Verizon is planning several network upgrades that will support new services such as optical VPNs and high-speed home networking, as well as to reduce data replication among multiple services.
On its national optical network, Verizon is installing reconfigurable optical add/drop multiplexers (ROADMs) and plans to migrate to wavelength switching to support automated operations and provisioning, says Mark Wegleitner, Verizon senior vice president and CTO. Wegleitner made his remarks during a keynote presentation at the Next Generation Networks 2005 conference in Washington, D.C., this week.
Verizon is looking at Generalized MPLS-based control in the optical layer to facilitate bandwidth-on-demand and optical VPNs, Wegleitner says.
"There's no reason you couldn't have an optical VPN" as well as an IP VPN, he says. He did not provide a timeframe for the launch of an optical VPN service.
According to reports, Tellabs will supply the ROADMs.
On the home networking front, Verizon plans to issue a Gigabit PON (GPON) RFP by the end of this year and to deploy the technology in the second half of 2006, Wegleitner says. GPON will support gigabit-per-second upstream and downstream speeds, effectively doubling and quadrupling the bandwidth delivered by the broadband PON (BPON) technology currently deployed in Verizon's Fiber-to-the-Premises (FTTP) consumer and small business broadband buildouts, he says.
GPON will also support full IPTV implementation even though Verizon doesn't see those implementations for another two years.
"We don't think IPTV is ready for prime time yet," Wegleitner says. "We are eager to embrace it when it's ready for deployment."
Verizon is currently deploying an overlay wavelength carrying an 850 MHz RF signal to deliver broadcast TV into homes.
Verizon also plans to install a managed Broadband Home Router (BHR) in residences to support bandwidths of 100M bit/sec or more, Wegleitner says. The carrier is leaning towards technology endorsed by the Multimedia Over Coax Alliance (MoCA) to deliver those kinds of bandwidths, he says.
MoCA specifies a 270M-bit/sec throughput for DVD-quality entertainment and as a backbone for multiple wireless access points used to extend the reach of wireless throughout a home.
Verizon also plans to develop a so-called CPE Management System for managing the BHR as well as other home devices, Wegleitner says.

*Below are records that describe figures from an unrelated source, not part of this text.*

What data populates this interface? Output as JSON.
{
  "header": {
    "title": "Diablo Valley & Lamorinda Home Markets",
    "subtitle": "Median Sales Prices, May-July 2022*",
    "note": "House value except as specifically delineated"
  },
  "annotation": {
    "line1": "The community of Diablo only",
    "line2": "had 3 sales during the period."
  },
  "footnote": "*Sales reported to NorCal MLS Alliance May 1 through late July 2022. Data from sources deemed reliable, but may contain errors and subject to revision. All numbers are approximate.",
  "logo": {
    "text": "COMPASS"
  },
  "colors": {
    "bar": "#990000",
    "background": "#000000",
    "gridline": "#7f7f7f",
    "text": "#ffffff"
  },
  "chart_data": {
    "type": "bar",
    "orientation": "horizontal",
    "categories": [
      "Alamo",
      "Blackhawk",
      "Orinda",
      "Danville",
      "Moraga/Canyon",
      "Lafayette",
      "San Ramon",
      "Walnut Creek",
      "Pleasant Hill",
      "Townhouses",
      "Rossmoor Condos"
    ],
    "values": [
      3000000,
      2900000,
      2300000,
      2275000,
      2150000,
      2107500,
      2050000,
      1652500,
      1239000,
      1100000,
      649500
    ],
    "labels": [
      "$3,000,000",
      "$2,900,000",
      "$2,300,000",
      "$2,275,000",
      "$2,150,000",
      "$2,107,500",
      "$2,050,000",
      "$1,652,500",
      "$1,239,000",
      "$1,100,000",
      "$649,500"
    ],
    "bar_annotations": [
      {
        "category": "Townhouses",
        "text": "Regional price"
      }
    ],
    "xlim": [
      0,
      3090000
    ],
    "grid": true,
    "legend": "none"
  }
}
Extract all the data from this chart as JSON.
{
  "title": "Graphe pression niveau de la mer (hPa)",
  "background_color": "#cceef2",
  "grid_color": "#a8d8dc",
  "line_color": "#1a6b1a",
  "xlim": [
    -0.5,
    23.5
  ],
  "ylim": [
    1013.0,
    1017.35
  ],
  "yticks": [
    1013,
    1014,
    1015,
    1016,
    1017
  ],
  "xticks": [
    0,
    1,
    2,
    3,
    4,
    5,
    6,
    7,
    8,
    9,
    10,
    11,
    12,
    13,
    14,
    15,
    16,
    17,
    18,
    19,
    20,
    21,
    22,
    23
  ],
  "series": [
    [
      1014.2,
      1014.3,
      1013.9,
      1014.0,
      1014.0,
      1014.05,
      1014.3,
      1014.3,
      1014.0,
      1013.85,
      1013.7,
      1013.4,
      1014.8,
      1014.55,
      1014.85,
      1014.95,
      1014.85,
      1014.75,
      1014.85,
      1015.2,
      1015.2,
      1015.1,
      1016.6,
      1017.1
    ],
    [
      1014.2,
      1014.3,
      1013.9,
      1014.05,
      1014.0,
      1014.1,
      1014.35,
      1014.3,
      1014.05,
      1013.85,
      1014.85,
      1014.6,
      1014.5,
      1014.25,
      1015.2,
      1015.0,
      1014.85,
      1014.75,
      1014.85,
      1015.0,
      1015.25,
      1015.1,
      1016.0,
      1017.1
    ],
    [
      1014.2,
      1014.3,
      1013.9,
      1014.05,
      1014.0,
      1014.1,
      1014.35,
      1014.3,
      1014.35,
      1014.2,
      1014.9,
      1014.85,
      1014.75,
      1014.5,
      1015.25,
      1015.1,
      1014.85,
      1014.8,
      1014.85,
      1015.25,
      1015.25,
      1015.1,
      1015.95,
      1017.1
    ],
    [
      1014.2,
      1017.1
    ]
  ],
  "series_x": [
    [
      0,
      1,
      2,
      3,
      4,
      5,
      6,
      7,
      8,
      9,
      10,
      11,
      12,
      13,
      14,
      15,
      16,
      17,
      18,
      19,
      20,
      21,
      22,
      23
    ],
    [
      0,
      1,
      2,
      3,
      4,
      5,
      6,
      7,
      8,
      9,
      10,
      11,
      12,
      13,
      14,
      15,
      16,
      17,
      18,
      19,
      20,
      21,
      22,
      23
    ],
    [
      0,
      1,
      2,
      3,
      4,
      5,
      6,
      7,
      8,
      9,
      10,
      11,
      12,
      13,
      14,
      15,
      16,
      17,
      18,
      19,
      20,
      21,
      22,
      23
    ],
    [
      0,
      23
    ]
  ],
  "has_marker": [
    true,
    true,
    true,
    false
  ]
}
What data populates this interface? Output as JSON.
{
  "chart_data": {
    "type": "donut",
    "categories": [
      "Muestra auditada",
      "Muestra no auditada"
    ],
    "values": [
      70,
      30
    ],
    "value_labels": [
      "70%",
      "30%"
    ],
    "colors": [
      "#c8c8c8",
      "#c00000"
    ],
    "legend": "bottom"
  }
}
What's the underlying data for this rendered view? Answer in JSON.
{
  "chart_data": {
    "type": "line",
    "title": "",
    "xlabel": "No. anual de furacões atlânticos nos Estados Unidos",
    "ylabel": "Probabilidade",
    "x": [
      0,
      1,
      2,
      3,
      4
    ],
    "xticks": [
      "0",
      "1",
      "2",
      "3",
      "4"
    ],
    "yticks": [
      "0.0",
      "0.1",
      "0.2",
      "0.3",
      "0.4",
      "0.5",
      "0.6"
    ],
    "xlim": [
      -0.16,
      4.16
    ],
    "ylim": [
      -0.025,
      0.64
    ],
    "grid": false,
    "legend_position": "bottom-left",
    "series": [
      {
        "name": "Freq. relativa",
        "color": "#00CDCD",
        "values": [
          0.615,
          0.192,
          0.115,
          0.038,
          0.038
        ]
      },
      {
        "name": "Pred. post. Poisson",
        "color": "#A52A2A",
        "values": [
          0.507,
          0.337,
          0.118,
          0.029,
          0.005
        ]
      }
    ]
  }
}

On a large scale, Verizon is looking to integrate separate service "silos" -- individual voice, wireless, data and video application server and database infrastructures -- into a consolidated structure that eliminates server duplications and replicated PIN, message store, calendar and profile data, Wegleitner says. This will enable the carrier to administer user data through a User Interface Manager that accesses profile, calendaring, message store and PIN data running on hard drives on a small number of Service Manager servers, he says.
It will also enable the Verizon network to become access agnostic, Wegleitner says.
Wegleitner says Verizon has a "positive impression" of the IP Multimedia Subsystem (IMS) specification from the Third-generation Partnership Project (3GPP) for multimedia-enabling the PSTN. But it still needs some attention, he says.
"We're very eager to take it up a notch or two to make it more robust that it is today," he says.
At the NGN conference this week, some assail that IMS architecture as giving too much control of the customer experience to carriers.